Search code examples
apache-sparkhadoopetlimpala

Impala shell or Spark for ETL?


I have recently started working on Hadoop environment. I needed to do some basic ETL to populate few tables. Currently I am importing data into Hadoop using sqoop and using Impala shell command to write SQL queries for transformations.

But I am hearing about Spark a lot these days. In my situation will I have any advantage writing my ETL in Spark instead of Impala shell?

Thanks S


Solution

  • Many people in the past were using either A) SQL Scripts (like Impala) with UNIX scripts or using B) ETL tools for ETL.

    However, the question is 1) more of scale imo and 2) standardizing on technologies.

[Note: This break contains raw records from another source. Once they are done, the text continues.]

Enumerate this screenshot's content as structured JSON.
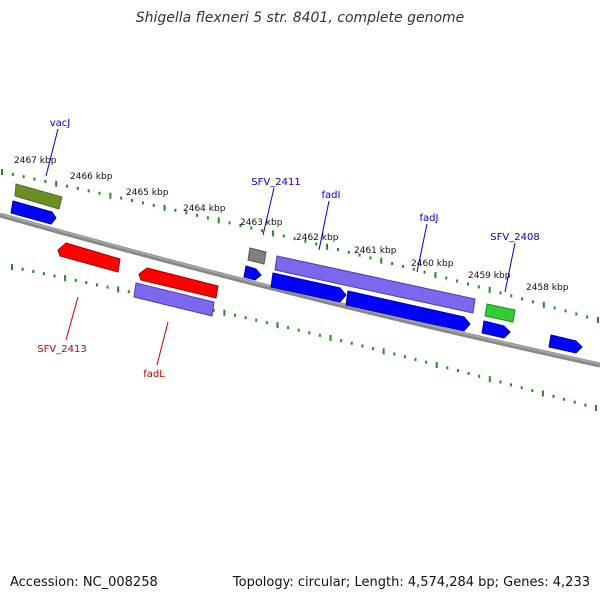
{
  "title": "Shigella flexneri 5 str. 8401, complete genome",
  "footer": {
    "accession": "Accession: NC_008258",
    "info": "Topology: circular; Length: 4,574,284 bp; Genes: 4,233"
  },
  "ticks": [
    {
      "label": "2467 kbp"
    },
    {
      "label": "2466 kbp"
    },
    {
      "label": "2465 kbp"
    },
    {
      "label": "2464 kbp"
    },
    {
      "label": "2463 kbp"
    },
    {
      "label": "2462 kbp"
    },
    {
      "label": "2461 kbp"
    },
    {
      "label": "2460 kbp"
    },
    {
      "label": "2459 kbp"
    },
    {
      "label": "2458 kbp"
    }
  ],
  "labels": [
    {
      "text": "vacJ",
      "color": "#0000c8"
    },
    {
      "text": "SFV_2411",
      "color": "#0000c8"
    },
    {
      "text": "fadI",
      "color": "#0000c8"
    },
    {
      "text": "fadJ",
      "color": "#0000c8"
    },
    {
      "text": "SFV_2408",
      "color": "#0000c8"
    },
    {
      "text": "SFV_2413",
      "color": "#c80000"
    },
    {
      "text": "fadL",
      "color": "#c80000"
    }
  ],
  "colors": {
    "cds_forward": "#0000ff",
    "cds_reverse": "#ff0000",
    "gene": "#7b68ee",
    "olive": "#6b8e23",
    "green": "#33cc33",
    "gray": "#808080",
    "tick": "#228b22",
    "backbone": "#888888"
  }
}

    Since Spark is being used, then why not standardize on Spark?

    I have been thru this cycle and Kimball DWH processing can be done quite OK with Spark. It means less costs in terms of paid ETL tools like Informatica. But there are community editions.

    Some points to note:

    • Saving of file to different HDFS formats is easier and more direct with Data Frame Writer etc.
    • But Informatica-like mappings with branches are a little different.
    • Performance at scale will be better with Spark once data gotten form external sources.
    • File control is easier with UNIX scripting than inside Spark imo, but it is a case of getting used to if done within Spark.
    • Sqoop can be obviated and you can use JDBC DF Reader of Spark, but there is no reason to dispense with sqoop, although I would use Confluent Kafka Connect instead with higher latency, but then we get into Zen Questions as Kafka is for more real-time aspects.
    • I am not convinced overall of the benefits of ETL tools.

    With cost reductions that IT needs to under go, Spark is a good option. But it is not for the faint-hearted, you need to be a good programmer. That is what I hear many people saying.